Fu un evento storico che, a suo modo, è diventato uno spartiacque per il mondo del vino. Era il 1976 quando una degustazione tenutasi a Parigi, vide vincere, con grande sorpresa, i vini californiani contro i rossi di Bordeaux ed i bianchi di Borgogna. Fu un articolo del “Time Magazine” (di George Taber) a darne notizia e il verdetto di quella degustazione alla cieca, ormai noto come il “Giudizio di Parigi”, che si tenne all’hotel Intercontinental della capitale francese, generò polemiche, stupore e soprattutto una svolta internazionale: l’apertura verso il vino proveniente anche da altri Paesi e una leadership del vino, quella francese, che si poteva mettere in dubbio. I membri della giuria classificarono, tra i rossi, al primo posto, il Cabernet Sauvignon Slv del 1973 di Stag’s Leap Wine Cellars, allora guidata da Warren Winiarski e, oggi, dopo l’acquisto della piena proprietà nel 2023, da Marchesi Antinori, una delle grandi famiglie del vino italiane e mondiali (tra i bianchi, a Parigi, a primeggiare fu lo Château Montelena, vendemmia 1973, anche questo proveniente dalla Napa Valley). E, oggi, a distanza di 60 anni dal “Giudizio di Parigi”, una serie di eventi tra Stati Uniti, Canada e Regno Unito, lo ricordano.
A partire da Londra dove, il 5 marzo, al ristorante Cornus, si ripercorrerà quell’evento storico, nell’iniziativa by “Vinous Icons” del wine critic Antonio Galloni, fondatore e ceo “Vinous”, presente con il Marchese Piero Antinori, presidente onorario Marchesi Antinori, Renzo Cotarella, ad Marchesi Antinori, e il direttore di Stag’s Leap Wine Cellars Juan Muñoz-Oca.
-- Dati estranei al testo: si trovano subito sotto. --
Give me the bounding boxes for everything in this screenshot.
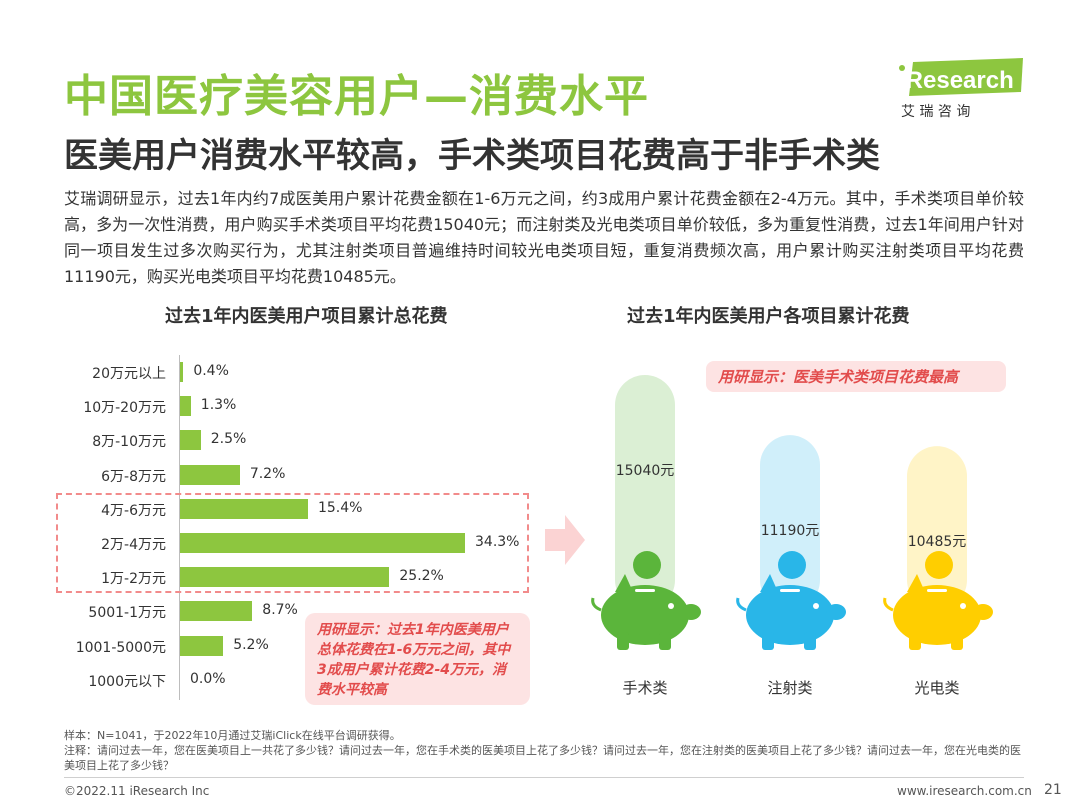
value-label: 1.3% xyxy=(200,397,237,414)
page-subtitle: 医美用户消费水平较高，手术类项目花费高于非手术类 xyxy=(64,136,880,176)
bar xyxy=(180,498,308,519)
category-label: 6万-8万元 xyxy=(101,468,166,485)
left-chart-annotation: 用研显示：过去1年内医美用户总体花费在1-6万元之间，其中3成用户累计花费2-4… xyxy=(305,613,530,705)
value-label: 0.0% xyxy=(190,670,226,687)
value-label: 2.5% xyxy=(210,431,247,448)
footnote: 样本：N=1041，于2022年10月通过艾瑞iClick在线平台调研获得。 注… xyxy=(64,728,1024,773)
piggy-bank-icon xyxy=(591,574,701,650)
category-label: 注射类 xyxy=(767,679,812,697)
bar xyxy=(180,396,191,417)
category-label: 5001-1万元 xyxy=(88,605,166,622)
category-label: 4万-6万元 xyxy=(101,502,166,519)
value-label: 0.4% xyxy=(193,363,229,379)
category-label: 20万元以上 xyxy=(92,366,166,382)
category-label: 1万-2万元 xyxy=(101,571,166,588)
y-axis-line xyxy=(179,355,180,700)
coin-icon xyxy=(925,551,953,579)
category-label: 2万-4万元 xyxy=(101,537,166,553)
value-label: 10485元 xyxy=(908,534,967,550)
piggy-bank-icon xyxy=(736,574,846,650)
bar xyxy=(180,464,240,485)
right-chart-title: 过去1年内医美用户各项目累计花费 xyxy=(627,306,910,327)
copyright: ©2022.11 iResearch Inc xyxy=(64,784,210,798)
value-column xyxy=(615,375,675,610)
bar xyxy=(180,567,390,588)
logo-text: iResearch xyxy=(899,67,1014,94)
bar xyxy=(180,430,201,451)
value-label: 7.2% xyxy=(249,465,286,482)
category-label: 10万-20万元 xyxy=(83,400,166,417)
left-chart-title: 过去1年内医美用户项目累计总花费 xyxy=(165,306,448,327)
iresearch-logo: iResearch 艾 瑞 咨 询 xyxy=(899,58,1023,120)
value-label: 15.4% xyxy=(317,499,363,516)
bar xyxy=(180,362,184,382)
page-number: 21 xyxy=(1044,782,1062,798)
category-label: 光电类 xyxy=(914,679,959,697)
coin-icon xyxy=(778,551,806,579)
category-label: 1001-5000元 xyxy=(75,639,166,656)
footnote-note: 注释：请问过去一年，您在医美项目上一共花了多少钱？请问过去一年，您在手术类的医美… xyxy=(64,744,1021,772)
value-label: 8.7% xyxy=(262,602,298,619)
category-label: 1000元以下 xyxy=(88,673,166,690)
highlight-box xyxy=(56,493,529,593)
category-label: 8万-10万元 xyxy=(92,434,166,451)
bar xyxy=(180,601,253,622)
summary-text: 艾瑞调研显示，过去1年内约7成医美用户累计花费金额在1-6万元之间，约3成用户累… xyxy=(64,189,1024,286)
category-label: 手术类 xyxy=(622,679,667,697)
value-label: 15040元 xyxy=(616,463,675,479)
value-label: 25.2% xyxy=(399,568,444,585)
website: www.iresearch.com.cn xyxy=(897,784,1032,798)
logo-subtext: 艾 瑞 咨 询 xyxy=(901,104,970,120)
page-title: 中国医疗美容用户—消费水平 xyxy=(64,71,649,122)
piggy-bank-icon xyxy=(883,574,993,650)
value-label: 5.2% xyxy=(233,636,269,653)
arrow-right-icon xyxy=(545,515,585,565)
value-label: 34.3% xyxy=(475,534,520,550)
coin-icon xyxy=(633,551,661,579)
value-label: 11190元 xyxy=(761,523,820,539)
right-chart-annotation: 用研显示：医美手术类项目花费最高 xyxy=(706,361,1006,392)
footnote-sample: 样本：N=1041，于2022年10月通过艾瑞iClick在线平台调研获得。 xyxy=(64,729,401,742)
bar xyxy=(180,635,224,656)
bar xyxy=(180,533,465,553)
footer-divider xyxy=(64,777,1024,778)
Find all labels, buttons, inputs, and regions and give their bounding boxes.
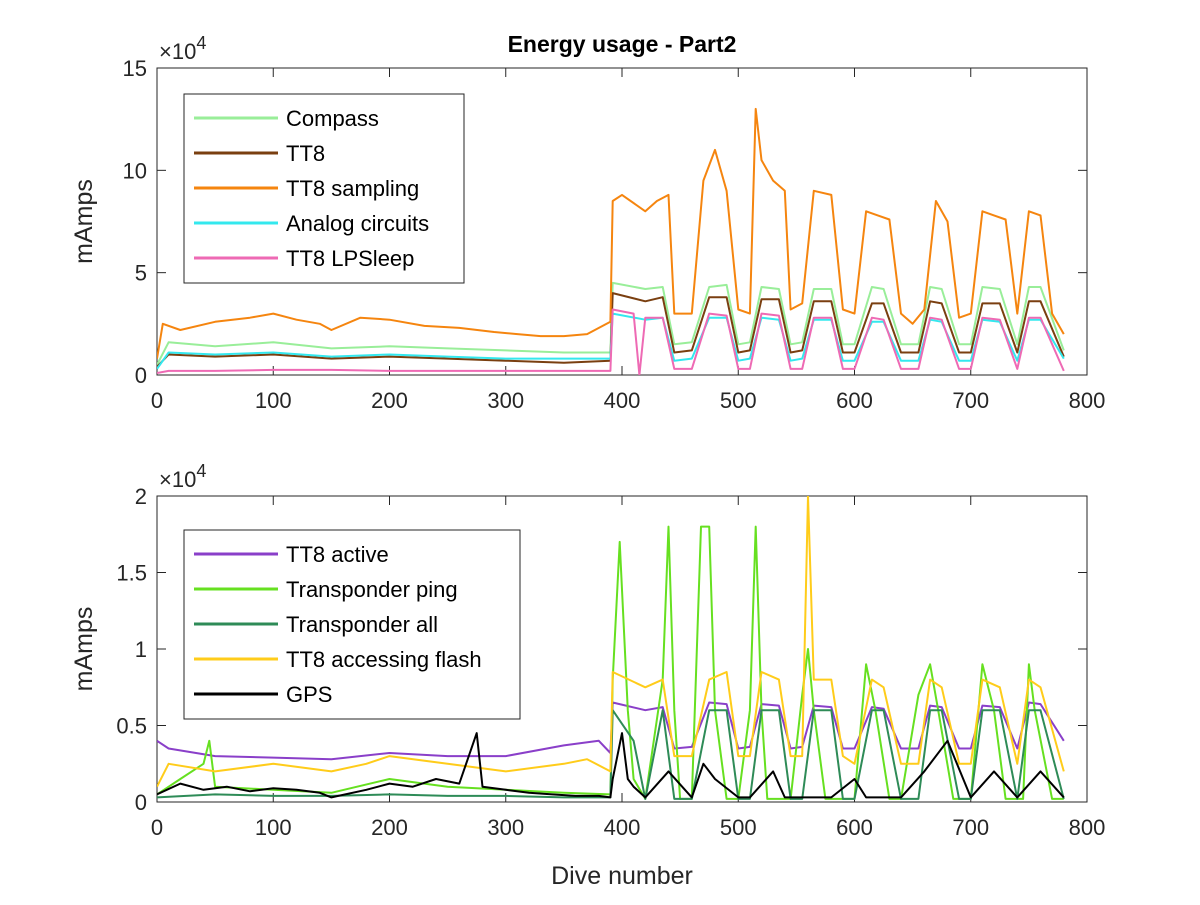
- y-tick-label: 0: [135, 790, 147, 815]
- x-tick-label: 700: [952, 815, 989, 840]
- series-line-compass: [157, 281, 1065, 366]
- y-exponent-label: ×104: [159, 461, 206, 492]
- y-exponent-power: 4: [196, 33, 206, 53]
- legend-label: GPS: [286, 682, 332, 707]
- y-tick-label: 5: [135, 261, 147, 286]
- y-axis-label: mAmps: [70, 179, 98, 264]
- y-tick-label: 2: [135, 484, 147, 509]
- y-tick-label: 10: [123, 158, 147, 183]
- series-line-tt8-lpsleep: [157, 308, 1065, 375]
- x-tick-label: 100: [255, 388, 292, 413]
- x-tick-label: 800: [1069, 388, 1106, 413]
- x-tick-label: 0: [151, 815, 163, 840]
- x-axis-label: Dive number: [551, 862, 693, 890]
- y-tick-label: 1.5: [116, 561, 147, 586]
- legend-box: [183, 93, 465, 284]
- series-line-tt8-accessing-flash: [157, 496, 1065, 788]
- series-line-transponder-all: [157, 709, 1065, 800]
- x-tick-label: 400: [604, 815, 641, 840]
- x-tick-label: 600: [836, 388, 873, 413]
- legend-label: Analog circuits: [286, 211, 429, 236]
- bottom-panel: 0 100 200 300 400 500 600 700 800 0 0.5 1 1.5 2 ×104 mA…: [70, 461, 1105, 840]
- legend-label: TT8: [286, 141, 325, 166]
- x-tick-label: 100: [255, 815, 292, 840]
- x-tick-label: 300: [487, 388, 524, 413]
- x-tick-label: 600: [836, 815, 873, 840]
- legend-label: Transponder ping: [286, 577, 458, 602]
- series-line-tt8: [157, 292, 1065, 368]
- x-tick-label: 500: [720, 815, 757, 840]
- y-exponent-label: ×104: [159, 33, 206, 64]
- series-group: [157, 496, 1065, 800]
- x-tick-label: 700: [952, 388, 989, 413]
- y-tick-label: 15: [123, 56, 147, 81]
- series-line-gps: [157, 732, 1065, 799]
- x-tick-label: 800: [1069, 815, 1106, 840]
- legend-label: Compass: [286, 106, 379, 131]
- x-tick-label: 400: [604, 388, 641, 413]
- x-tick-label: 200: [371, 815, 408, 840]
- x-tick-label: 0: [151, 388, 163, 413]
- y-tick-label: 0: [135, 363, 147, 388]
- series-line-tt8-sampling: [157, 107, 1065, 359]
- x-tick-label: 200: [371, 388, 408, 413]
- x-tick-label: 500: [720, 388, 757, 413]
- y-tick-label: 0.5: [116, 714, 147, 739]
- series-line-tt8-active: [157, 701, 1065, 761]
- y-exponent-base: ×10: [159, 39, 196, 64]
- chart-title: Energy usage - Part2: [508, 31, 737, 57]
- series-group: [157, 107, 1065, 375]
- y-exponent-base: ×10: [159, 467, 196, 492]
- legend-label: TT8 LPSleep: [286, 246, 414, 271]
- x-tick-label: 300: [487, 815, 524, 840]
- legend-label: TT8 accessing flash: [286, 647, 482, 672]
- y-exponent-power: 4: [196, 461, 206, 481]
- top-panel: 0 100 200 300 400 500 600 700 800 0 5 10 15 ×104 mAmps…: [70, 33, 1105, 413]
- legend-label: Transponder all: [286, 612, 438, 637]
- legend-label: TT8 active: [286, 542, 389, 567]
- y-tick-label: 1: [135, 637, 147, 662]
- y-axis-label: mAmps: [70, 607, 98, 692]
- legend-label: TT8 sampling: [286, 176, 419, 201]
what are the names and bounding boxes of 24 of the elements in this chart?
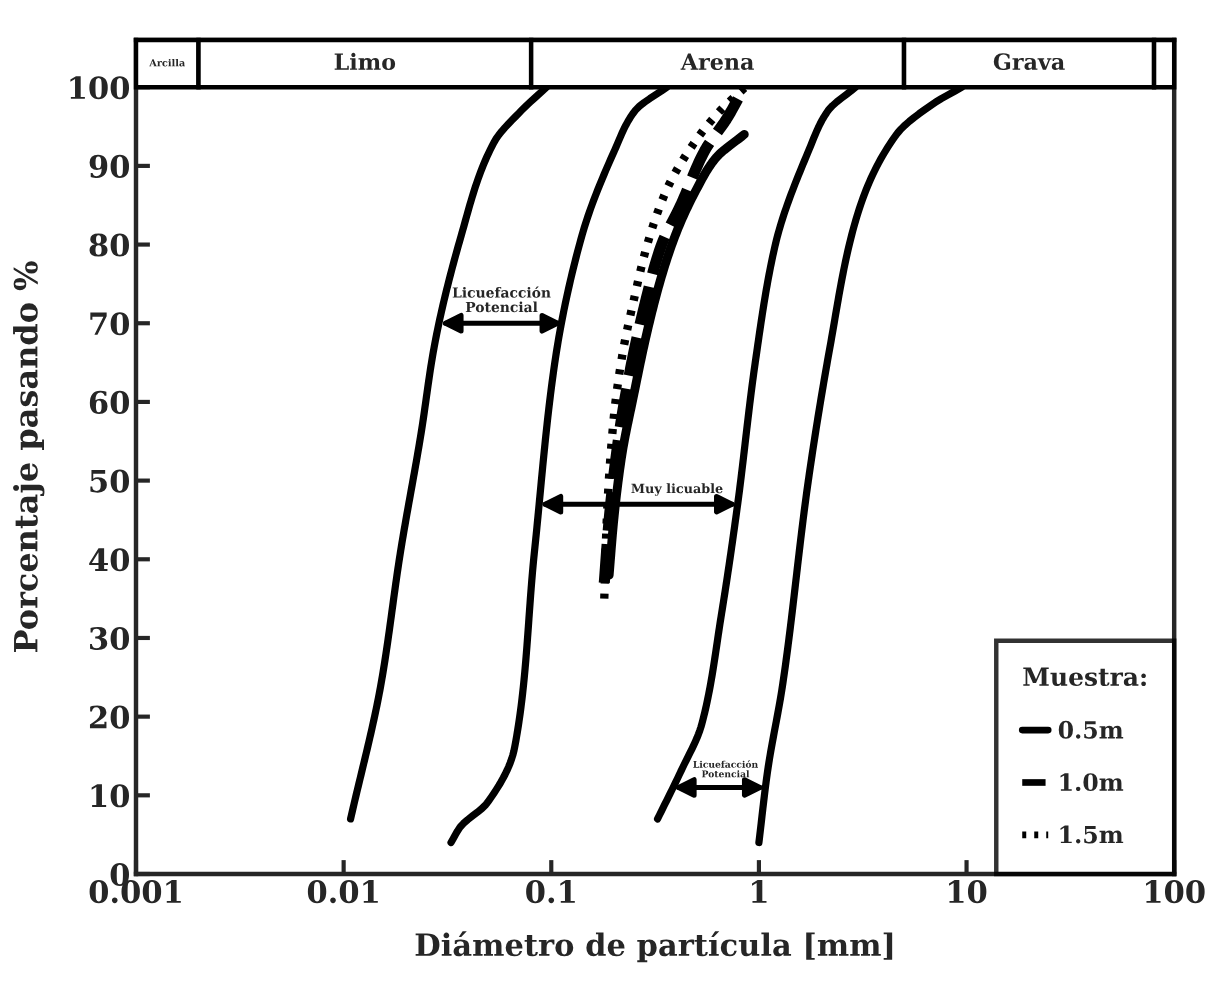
y-tick-label: 30 [90, 626, 130, 651]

Oltre all’iconica annata 1973, in degustazione ci sarà una collezione di annate che abbracciano sei decenni.
“Ho avuto l’opportunità - spiega Antonio Galloni - di trascorrere del tempo con il defunto fondatore Warren Winiarski in diverse occasioni. Rimase profondamente appassionato e intellettualmente curioso fino alla fine dei suoi anni, dimostrando un raro senso di umiltà per qualcuno che aveva raggiunto così tanto. L’eredità di Winiarski vive nei vini che ha prodotto, nelle persone che ha influenzato e nell’esperienza che ha lasciato all’attuale generazione di Stag’s Leap Wine Cellars. Il “Giudizio di Parigi” è ampiamente considerato un momento fondamentale, poiché ha dimostrato che i vini americani potevano reggere il confronto con quelli francesi. Ma è stato molto di più. In una recente conversazione, Aubert de Villaine di Domaine de la Romanée-Conti, uno dei partecipanti al “Giudizio di Parigi”, ha confidato che la degustazione è stata un campanello d’allarme per i produttori francesi. Jean-Philippe Delmas di Haut-Brion ha fatto eco a questo sentimento. Il “Giudizio di Parigi” ha avuto un profondo impatto su una parte molto ampia dell’industria vinicola di pregio”.